アキラに取り込まれた金田の精神が、ケイの前に現れる場面。


そのまま説明が入る。


「三弥栄にはこうなってもらう」



「こうなってもらう?」

よく分からない。ダース・ベイダーになればいいのだろうか。

ただでさえ食傷気味なのに、この説明は完全に消化不能。胡散臭い。

この後ネットワークビジネスにでも誘われるのではなかろうかと、三弥栄は混乱する。



H2Bは話を進める。


「今見たオビワンと金田、これは半霊半物の状態。三弥栄には、この研修が終わって13時からこれに挑戦してもらいたい」


幽霊にさせられる――。

三弥栄は「早い段階で逃げよう」と判断した。



「やってみるから見ててよ」


唐突にH2Bがそう言うと、SPが用意していたマットを床に敷き、H2Bは横になって白目を剥いた。


目の前に横たわるH2Bの肉体。その直角に、半透明のH2Bが佇む。

しかも服を着ている!服も幽霊ってことか!?


「ぎゃーっ!!」


三弥栄は「ぎゃーっ!!」と叫んだ。
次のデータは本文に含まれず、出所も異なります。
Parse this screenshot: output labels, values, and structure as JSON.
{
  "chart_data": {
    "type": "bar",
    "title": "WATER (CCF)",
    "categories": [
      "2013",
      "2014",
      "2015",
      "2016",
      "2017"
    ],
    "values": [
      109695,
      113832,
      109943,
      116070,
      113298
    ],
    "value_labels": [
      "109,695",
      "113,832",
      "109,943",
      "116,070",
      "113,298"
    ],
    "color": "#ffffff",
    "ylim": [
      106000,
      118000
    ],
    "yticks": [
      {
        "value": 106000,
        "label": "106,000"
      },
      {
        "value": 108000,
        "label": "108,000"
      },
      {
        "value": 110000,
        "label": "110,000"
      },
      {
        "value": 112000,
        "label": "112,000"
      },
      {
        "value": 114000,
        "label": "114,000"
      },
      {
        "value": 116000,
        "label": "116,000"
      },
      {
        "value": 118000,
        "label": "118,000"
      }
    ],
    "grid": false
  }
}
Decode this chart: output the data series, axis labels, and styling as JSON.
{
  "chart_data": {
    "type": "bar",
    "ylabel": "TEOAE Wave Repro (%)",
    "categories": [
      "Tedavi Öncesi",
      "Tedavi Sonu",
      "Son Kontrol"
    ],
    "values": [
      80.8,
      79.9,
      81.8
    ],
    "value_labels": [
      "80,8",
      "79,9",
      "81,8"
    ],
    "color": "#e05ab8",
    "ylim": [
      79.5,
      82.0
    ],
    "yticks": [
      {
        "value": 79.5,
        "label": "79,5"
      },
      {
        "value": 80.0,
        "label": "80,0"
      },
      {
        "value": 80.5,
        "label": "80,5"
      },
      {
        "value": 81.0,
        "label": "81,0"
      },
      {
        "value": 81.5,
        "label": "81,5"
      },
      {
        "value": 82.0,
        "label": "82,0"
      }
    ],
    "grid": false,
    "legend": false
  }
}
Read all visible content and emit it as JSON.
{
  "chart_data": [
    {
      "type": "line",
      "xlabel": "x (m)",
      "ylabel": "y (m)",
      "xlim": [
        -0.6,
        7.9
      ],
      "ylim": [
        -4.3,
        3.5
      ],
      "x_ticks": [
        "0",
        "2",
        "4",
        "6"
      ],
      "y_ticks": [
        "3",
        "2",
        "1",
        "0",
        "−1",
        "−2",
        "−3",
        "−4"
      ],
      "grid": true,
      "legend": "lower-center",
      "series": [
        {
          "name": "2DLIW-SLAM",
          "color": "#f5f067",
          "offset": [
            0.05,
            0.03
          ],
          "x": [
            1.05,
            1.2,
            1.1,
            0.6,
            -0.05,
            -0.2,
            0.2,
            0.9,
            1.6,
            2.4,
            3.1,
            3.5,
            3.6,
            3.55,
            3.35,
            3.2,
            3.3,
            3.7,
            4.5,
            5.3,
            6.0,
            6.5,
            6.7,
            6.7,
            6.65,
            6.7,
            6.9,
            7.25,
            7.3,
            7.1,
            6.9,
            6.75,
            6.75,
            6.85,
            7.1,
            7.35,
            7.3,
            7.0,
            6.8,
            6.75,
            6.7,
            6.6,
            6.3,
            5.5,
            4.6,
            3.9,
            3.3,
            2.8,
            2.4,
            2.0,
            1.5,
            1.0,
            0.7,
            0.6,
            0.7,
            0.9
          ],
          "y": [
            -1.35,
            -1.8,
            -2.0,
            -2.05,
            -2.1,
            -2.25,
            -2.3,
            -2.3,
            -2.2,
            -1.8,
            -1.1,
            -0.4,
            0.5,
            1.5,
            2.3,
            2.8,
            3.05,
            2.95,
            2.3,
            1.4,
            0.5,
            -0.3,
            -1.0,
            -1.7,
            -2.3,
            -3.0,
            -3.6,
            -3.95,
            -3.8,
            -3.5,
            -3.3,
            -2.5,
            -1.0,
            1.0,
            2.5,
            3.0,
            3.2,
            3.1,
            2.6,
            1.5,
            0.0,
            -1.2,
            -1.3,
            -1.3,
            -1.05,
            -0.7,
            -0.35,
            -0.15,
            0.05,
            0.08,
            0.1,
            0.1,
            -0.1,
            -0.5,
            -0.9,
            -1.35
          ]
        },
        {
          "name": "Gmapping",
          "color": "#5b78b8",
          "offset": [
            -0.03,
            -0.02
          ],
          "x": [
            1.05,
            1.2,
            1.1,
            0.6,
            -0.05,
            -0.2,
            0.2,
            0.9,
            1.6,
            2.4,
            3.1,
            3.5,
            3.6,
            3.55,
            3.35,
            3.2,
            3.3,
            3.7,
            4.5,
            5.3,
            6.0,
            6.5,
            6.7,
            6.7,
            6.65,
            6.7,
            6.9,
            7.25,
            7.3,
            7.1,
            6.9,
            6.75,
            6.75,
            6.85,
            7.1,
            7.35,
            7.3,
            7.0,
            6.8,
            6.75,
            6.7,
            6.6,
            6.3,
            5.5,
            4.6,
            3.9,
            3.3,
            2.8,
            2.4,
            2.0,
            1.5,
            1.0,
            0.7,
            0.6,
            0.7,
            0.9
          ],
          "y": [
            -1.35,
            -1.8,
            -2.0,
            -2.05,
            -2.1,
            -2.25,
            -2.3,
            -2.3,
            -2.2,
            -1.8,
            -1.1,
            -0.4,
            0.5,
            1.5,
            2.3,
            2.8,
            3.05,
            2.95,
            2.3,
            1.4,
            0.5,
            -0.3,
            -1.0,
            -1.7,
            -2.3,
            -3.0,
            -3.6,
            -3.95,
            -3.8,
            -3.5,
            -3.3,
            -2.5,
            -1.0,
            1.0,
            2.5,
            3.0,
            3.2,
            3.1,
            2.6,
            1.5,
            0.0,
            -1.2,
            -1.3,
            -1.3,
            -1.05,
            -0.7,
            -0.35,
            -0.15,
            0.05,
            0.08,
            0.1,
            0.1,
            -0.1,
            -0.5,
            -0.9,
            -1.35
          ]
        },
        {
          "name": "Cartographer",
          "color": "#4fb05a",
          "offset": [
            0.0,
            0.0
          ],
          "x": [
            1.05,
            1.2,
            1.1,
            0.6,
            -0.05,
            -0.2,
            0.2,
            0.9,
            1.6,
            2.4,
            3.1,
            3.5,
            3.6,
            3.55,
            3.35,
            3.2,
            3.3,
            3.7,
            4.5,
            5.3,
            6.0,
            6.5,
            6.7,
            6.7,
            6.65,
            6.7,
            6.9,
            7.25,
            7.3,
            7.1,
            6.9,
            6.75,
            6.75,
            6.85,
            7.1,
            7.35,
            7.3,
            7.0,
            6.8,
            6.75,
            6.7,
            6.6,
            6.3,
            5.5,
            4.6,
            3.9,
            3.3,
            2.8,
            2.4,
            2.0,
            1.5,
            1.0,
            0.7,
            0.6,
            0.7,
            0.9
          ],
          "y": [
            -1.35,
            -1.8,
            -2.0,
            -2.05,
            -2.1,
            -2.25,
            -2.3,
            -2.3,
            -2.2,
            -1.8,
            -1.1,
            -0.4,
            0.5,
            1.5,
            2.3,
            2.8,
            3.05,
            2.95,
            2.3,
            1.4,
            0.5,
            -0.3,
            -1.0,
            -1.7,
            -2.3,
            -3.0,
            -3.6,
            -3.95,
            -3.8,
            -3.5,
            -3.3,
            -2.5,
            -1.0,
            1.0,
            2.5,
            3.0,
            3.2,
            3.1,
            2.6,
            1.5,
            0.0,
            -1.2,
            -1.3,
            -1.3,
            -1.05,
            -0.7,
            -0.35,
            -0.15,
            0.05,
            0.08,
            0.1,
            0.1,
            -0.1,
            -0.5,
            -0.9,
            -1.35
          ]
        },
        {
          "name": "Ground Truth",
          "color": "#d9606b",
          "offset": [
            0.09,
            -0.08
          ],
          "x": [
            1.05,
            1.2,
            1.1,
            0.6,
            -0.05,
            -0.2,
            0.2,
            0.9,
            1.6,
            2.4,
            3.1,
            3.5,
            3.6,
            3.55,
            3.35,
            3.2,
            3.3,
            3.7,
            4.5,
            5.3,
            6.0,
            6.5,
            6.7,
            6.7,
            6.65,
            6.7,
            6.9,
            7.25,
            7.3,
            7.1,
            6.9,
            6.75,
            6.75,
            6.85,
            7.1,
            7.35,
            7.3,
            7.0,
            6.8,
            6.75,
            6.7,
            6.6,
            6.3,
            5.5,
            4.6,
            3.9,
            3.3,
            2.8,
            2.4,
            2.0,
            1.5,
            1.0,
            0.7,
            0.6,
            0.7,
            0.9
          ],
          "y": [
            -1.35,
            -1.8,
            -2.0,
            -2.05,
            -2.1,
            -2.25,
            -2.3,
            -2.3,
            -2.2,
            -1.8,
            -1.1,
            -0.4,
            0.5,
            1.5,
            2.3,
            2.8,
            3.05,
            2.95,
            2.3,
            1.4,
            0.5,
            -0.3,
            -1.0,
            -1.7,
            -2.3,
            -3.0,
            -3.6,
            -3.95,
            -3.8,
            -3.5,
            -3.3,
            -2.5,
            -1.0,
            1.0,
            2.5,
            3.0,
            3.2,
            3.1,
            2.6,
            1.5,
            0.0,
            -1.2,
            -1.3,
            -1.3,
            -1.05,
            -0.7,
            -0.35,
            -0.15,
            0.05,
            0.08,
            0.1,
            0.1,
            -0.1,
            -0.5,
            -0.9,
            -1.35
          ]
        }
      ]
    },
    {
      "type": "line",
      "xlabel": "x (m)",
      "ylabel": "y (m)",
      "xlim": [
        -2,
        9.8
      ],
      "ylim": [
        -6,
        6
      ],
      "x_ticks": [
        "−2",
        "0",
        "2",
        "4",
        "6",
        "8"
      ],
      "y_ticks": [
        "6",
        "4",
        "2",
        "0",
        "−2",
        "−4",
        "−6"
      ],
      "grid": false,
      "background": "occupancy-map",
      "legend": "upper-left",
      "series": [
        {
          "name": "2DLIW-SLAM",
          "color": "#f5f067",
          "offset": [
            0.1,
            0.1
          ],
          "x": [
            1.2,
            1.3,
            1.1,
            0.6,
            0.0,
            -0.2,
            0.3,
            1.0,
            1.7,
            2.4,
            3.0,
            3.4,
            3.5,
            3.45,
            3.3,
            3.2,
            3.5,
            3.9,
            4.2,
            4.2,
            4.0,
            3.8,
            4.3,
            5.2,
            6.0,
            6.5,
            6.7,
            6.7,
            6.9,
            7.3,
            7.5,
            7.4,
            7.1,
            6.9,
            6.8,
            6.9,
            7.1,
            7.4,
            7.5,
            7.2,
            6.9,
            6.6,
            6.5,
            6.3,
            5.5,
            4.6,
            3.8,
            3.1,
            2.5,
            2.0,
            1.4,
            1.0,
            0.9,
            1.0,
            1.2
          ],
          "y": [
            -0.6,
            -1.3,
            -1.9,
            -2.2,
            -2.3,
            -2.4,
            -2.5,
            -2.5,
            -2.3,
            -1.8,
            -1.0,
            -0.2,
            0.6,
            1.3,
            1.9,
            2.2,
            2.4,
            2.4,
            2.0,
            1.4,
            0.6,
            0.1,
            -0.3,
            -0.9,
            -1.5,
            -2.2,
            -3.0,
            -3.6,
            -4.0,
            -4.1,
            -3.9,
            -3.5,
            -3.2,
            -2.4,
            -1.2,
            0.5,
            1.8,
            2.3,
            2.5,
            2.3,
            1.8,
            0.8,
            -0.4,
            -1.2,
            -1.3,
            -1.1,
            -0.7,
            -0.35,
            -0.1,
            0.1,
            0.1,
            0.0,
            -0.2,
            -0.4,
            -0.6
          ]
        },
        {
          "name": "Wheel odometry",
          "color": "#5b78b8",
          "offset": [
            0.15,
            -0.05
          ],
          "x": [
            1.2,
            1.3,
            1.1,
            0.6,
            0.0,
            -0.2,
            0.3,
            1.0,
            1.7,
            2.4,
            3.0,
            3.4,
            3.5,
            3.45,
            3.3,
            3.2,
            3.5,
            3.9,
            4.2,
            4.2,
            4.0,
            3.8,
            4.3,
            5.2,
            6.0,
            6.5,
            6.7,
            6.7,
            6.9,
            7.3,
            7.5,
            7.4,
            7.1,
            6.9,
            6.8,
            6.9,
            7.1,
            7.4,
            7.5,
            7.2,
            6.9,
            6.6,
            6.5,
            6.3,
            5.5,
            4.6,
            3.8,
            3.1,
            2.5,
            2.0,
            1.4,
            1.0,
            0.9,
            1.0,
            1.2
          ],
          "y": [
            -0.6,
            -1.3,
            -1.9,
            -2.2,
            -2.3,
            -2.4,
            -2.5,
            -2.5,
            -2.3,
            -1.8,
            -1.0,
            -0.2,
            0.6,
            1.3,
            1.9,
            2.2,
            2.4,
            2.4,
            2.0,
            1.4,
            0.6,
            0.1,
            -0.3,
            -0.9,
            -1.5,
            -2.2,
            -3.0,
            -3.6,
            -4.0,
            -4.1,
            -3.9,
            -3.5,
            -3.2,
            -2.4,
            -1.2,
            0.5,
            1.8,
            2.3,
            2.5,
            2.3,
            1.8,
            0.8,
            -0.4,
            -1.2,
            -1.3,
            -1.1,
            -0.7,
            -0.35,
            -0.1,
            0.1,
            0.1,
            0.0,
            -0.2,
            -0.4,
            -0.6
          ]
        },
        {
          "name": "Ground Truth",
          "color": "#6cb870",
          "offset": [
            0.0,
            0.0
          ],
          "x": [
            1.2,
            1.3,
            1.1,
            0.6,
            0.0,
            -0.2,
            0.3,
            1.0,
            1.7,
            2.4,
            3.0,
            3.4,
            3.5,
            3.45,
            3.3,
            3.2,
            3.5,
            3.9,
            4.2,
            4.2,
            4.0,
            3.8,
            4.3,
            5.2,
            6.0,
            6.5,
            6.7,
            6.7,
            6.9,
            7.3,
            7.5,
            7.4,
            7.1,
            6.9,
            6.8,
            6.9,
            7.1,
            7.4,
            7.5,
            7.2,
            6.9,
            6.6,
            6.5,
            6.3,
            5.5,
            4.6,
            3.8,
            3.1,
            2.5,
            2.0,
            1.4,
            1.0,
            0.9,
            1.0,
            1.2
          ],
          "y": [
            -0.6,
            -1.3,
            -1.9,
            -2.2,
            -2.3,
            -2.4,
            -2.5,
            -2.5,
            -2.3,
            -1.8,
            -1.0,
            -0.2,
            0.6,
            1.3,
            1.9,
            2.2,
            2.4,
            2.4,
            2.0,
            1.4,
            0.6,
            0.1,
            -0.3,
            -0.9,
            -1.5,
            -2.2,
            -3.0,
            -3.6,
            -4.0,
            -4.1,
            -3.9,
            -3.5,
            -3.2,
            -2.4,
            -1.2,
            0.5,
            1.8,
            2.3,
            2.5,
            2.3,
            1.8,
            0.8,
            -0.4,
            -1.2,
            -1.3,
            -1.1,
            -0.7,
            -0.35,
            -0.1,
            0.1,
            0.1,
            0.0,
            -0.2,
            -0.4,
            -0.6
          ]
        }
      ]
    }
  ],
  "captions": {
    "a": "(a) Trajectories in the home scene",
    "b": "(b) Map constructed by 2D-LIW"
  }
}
成人男性のそれは相当な「ぎゃーっ!!」である。



半透明でも服を着たH2Bが、声ではなく何か別の方法で語りかけてくる。

耳に聞こえるのか、頭に響くのか――智川に声をかけられた時と酷似する違和感。


「ということでですね、こんな感じに半霊半物になってるんですが、13時にあの部屋通った先に行けば、これができるようになって戻ってくるなんてことも出来るわけですわ」


傍らではSP達が、倒れているH2BにAEDで心肺蘇生を試みている。



「まあ、ワタシも歳をとってしまって、戻るのに電気ショックが必要になってしまったけど、もうちょい若けりゃバリバリよ」


何がバリバリなのかは分からない。

H2BはSPの後ろで浣腸のポーズをしつつ、二度目の電気ショックでも肉体に戻れない。



少し間を置き、H2Bは続ける。


「で、ここにいる連中には、ワタシが横になって心肺停止したのしか見えていないんよ。ようは透明人間だけど、心臓止まって死ぬのよ。私らがあっちとこっちの行来するにはこの状態にならなきゃいかんのよ。使節管理部を見に行ったでしょ?あそこは向こうと繋がると同時に、残された身体(死体)を置いておく場所(死体安置所)なのよ。あの中は保存が効くから放っておいても腐りゃせん。まあ冷蔵庫みたいなもんよ。時空間的なアレなんで、『バック・トゥ・ザ・フューチャー』あるでしょ?あんな感じで、上手くいけば人によってはすぐ戻ってくるから。そのへんの仕組みはややこしいらしいわ。しらんけど」



儀式めいた研修を黙って見せられた三弥栄は、自分が非日常の得体の知れない世界に足を踏み入れたことを自覚する。


H2Bは自分の正体を明かす。


「ワタシが研修担当なのは、42年前の最初の使節だったからなのよ。その名残りでこれ(半霊半物)ができるんだけど、初っ端に見せると見せないとじゃ説得力が大違いなもんで、誰かが使節に選ばれる度、やってくれって呼び出されておる。宴会芸よね」


これ以上ない説得力だが、肉体には戻れないまま。



「これでいっかな」


そう言ってH2Bは、近くにあった廃棄予定のPepper君に半霊状態で潜り込んだ。

するとPepper君が起動。


「ちゅうことでワタシの研修はここまで。智川が見えていたってことは、あんたには間違いなくその資格がある。この後、こうなって何するんだか、二人目の講師が説明にくるから待っててよ。それまでちょいと休憩するがよろし。お大事にね」


そう言い、Pepper君(H2Bらしき)はSPにAED処置の中止を指示し、肉体を持たせて退室した。



H2Bの研修は迫力と説得力に満ちていた。

つかみどころ(実体)のない婆さまだったし、そもそもセキュリティセンターでのあのイカれた喚きは何だったのか。

本当に実体を持たないまま帰ったが、大丈夫なのだろうか。


※しばらくして、あの喚き散らしは、H2Bが病院で見かけた別の婆さんのモノマネだったと判明した。